From the San Francisco Bay Guardian
Dated Saturday February 12
Tracking time cards
A year after the minimum-wage law took effect, strong city enforcement is helping workers collect back pay
By Rachel Brahinsky
Immigrants from Mexico's Yucatán peninsula, the Cetina sisters bunk with six other adults and two children in a cramped two-bedroom Mission District apartment. Olga and Susy Cetina have young children, and for a while both say they worked about 50 hours each week as bartenders at Carlos's Club on 24th Street, earning the state hourly minimum of $6.75.
But last August, they told the Bay Guardian, they realized they were being shortchanged under the year-old city ordinance that guaranteed them at least $8.50 an hour. "We saw a paper that said the minimum was higher," Olga told us in Spanish. "(Owner) Carlos (Gutierrez) fired us before the city investigated." She said she suspected the firings took place because Gutierrez knew they were planning to complain.
Gutierrez denies this. "When they went to complain, they were no longer working for me," he told us in Spanish. "(Their complaint) was not the motive."

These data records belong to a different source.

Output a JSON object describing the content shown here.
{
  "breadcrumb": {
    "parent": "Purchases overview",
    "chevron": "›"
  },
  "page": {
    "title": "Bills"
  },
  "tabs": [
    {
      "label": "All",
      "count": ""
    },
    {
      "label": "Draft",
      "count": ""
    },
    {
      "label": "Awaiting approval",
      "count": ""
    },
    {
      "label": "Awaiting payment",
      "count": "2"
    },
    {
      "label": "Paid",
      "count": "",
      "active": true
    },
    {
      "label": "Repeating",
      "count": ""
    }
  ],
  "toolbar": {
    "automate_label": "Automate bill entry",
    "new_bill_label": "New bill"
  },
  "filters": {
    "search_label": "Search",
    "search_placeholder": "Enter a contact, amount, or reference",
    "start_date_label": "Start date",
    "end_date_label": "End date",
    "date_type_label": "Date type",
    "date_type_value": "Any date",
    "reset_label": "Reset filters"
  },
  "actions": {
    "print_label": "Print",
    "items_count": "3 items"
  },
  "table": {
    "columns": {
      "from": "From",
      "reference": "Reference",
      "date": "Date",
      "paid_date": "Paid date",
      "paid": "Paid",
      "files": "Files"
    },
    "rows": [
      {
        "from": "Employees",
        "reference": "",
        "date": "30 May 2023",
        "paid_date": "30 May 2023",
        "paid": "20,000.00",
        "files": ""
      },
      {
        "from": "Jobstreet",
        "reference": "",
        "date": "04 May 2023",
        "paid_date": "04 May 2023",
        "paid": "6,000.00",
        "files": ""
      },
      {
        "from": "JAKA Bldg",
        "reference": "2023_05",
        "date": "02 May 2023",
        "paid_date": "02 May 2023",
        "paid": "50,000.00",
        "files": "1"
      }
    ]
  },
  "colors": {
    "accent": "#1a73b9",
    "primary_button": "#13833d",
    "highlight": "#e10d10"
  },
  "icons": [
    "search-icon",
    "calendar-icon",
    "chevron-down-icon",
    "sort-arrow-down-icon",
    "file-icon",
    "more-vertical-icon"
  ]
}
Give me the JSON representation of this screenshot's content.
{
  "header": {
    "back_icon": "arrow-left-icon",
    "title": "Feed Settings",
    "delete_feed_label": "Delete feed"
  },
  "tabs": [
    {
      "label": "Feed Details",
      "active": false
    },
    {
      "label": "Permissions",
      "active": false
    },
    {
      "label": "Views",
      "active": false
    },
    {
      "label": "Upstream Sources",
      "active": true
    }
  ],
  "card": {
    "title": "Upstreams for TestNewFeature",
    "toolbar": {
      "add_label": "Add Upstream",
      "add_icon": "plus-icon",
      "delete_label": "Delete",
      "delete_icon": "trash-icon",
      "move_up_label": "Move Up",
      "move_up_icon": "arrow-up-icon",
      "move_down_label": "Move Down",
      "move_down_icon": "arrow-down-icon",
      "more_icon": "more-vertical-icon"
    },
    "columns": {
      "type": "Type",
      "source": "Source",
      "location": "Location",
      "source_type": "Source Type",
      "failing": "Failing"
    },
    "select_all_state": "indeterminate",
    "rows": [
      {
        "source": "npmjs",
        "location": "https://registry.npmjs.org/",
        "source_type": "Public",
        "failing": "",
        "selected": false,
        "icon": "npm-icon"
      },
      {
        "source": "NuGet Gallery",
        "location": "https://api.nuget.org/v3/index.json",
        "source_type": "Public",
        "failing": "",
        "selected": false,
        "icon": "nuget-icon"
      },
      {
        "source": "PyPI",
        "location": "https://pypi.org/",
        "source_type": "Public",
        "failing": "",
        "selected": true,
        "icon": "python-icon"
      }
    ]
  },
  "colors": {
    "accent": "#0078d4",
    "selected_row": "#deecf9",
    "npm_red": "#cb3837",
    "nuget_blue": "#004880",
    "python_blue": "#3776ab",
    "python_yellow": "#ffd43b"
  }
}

The Cetinas contacted the San Francisco Office of Labor Standards Enforcement, which pulled Carlos's books and found that eight employees were owed a total of $7,182 for eight months of lost wages. Gutierrez said he'd thought he qualified for the city's small-business exemption, which would have allowed him to pay less, but that when he learned he was incorrect, he immediately repaid his staff, including the Cetinas.